Lace and her cousins slid down the bank, the heat fading with the light. The water felt cold as the first minute of their motel showers. Their skin puckered into gooseflesh. They held their grumbling under their tongues, but their grandmother still sensed it.

“The spring in Weeki Wachee was colder than this,” Abuela said. “Seventy-two degrees.”

A shiver of excitement crossed Lace’s escamas whenever Abuela talked about Weeki Wachee. In that little spring-fed town, Abuela had performed with a dozen other women in ruched elastane. Playing to the aquarium glass built into the side of the spring, they combed their hair with carved conch shells, chased each other’s spangled tails, kissed sea turtles. They smiled underwater without making bubbles, something Lace practiced in every motel pool from Magalia to Lake Isabella.

In a little more than a year, she’d be there, sharing the spring with wild manatees, swimming in the town that made her grandmother a famous beauty.

The Paloma sirenas weren’t Weeki Wachee mermaids. They didn’t perform in front of plate glass. They were less like circus girls and more like the world’s tallest thermometer (134 feet, for the record high in Baker, California), mechanical dinosaurs made out of scrapped car parts and farm equipment (Lace and Martha snuck off to see them in Cabazon), or the world’s largest concrete lemon (ten feet long, six feet wide, five miles outside El Cajon).

But the real tourist trap was the Corbeaus’ show. Lace had never seen it herself, but from what Justin told her, all the Corbeaus did was climb trees with wings on their backs. At least the Paloma mermaids were quick, darting through the water, dancing in the drowned forest. Vanishing and reappearing.

“They want to work to see you,” Abuela reminded them. “Don’t start la danza too early. You let them find you first. They find you, they feel smart.”

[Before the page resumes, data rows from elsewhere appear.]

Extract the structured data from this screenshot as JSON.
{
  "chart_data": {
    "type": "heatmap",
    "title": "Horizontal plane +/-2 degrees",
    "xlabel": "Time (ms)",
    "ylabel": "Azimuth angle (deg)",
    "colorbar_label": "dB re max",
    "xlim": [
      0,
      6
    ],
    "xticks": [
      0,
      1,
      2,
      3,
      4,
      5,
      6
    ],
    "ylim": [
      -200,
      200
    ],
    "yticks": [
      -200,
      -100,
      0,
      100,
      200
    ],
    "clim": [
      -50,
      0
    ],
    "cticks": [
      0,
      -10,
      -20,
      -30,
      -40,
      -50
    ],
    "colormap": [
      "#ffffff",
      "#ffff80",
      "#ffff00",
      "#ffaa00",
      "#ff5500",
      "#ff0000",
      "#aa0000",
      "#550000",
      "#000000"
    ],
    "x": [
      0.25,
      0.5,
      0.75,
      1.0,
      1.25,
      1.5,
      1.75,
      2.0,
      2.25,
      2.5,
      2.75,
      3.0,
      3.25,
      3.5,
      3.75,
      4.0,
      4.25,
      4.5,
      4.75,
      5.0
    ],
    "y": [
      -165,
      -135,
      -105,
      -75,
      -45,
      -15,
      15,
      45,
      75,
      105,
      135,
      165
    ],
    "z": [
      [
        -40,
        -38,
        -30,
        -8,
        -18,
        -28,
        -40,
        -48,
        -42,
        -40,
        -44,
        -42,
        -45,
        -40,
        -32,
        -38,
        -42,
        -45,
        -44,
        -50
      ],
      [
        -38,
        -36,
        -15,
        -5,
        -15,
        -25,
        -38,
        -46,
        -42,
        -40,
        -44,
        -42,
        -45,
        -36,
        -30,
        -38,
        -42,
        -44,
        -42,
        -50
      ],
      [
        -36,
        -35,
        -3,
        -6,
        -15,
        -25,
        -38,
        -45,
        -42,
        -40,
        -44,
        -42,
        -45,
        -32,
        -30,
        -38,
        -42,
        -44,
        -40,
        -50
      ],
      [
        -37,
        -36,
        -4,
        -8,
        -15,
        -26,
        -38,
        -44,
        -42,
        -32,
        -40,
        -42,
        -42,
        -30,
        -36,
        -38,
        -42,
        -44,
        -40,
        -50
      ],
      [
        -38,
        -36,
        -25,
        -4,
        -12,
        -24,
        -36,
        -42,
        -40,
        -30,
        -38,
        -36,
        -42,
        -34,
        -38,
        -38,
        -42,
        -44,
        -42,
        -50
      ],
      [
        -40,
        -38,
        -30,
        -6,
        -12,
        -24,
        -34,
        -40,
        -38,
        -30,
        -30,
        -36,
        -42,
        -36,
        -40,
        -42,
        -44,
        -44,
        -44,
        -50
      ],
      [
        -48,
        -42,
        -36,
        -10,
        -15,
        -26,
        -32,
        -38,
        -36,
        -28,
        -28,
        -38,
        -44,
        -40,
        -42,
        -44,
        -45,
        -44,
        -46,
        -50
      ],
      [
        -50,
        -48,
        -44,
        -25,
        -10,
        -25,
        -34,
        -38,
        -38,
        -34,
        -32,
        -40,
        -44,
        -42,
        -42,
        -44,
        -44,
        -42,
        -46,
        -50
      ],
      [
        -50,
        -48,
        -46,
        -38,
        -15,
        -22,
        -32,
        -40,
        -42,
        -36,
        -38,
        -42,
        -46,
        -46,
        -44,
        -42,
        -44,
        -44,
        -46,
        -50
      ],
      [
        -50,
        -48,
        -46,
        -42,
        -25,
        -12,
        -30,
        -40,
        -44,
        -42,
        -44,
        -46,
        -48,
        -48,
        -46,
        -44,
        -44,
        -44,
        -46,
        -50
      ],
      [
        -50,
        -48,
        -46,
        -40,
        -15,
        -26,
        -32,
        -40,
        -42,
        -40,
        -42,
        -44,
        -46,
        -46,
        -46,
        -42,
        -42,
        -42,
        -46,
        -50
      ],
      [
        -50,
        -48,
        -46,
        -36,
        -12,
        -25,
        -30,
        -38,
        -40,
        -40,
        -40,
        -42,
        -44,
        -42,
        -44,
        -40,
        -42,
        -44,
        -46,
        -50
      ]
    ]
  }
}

“Half of them are here for a festival about a berry,” Lace said as she fixed Martha’s smudged lipstick. “How smart can they be?”

Abuela stood over Lace, her shadow great as a jacaranda tree. “You make them feel smart. You make them feel special, or you’re not doing your work. ¿Entiendes?” She looked around at Lace’s cousins. “All of you. You understand?”

Sí, Abuela,” they murmured.

Abuela turned back to Lace. “¿Entiendes?

Lace did not round her shoulders the way Martha or Reyna did when Abuela looked at them. She kept her back straight.

Sí, Abuela,” Lace said, barely parting her teeth. Always Abuela, never Abuelita.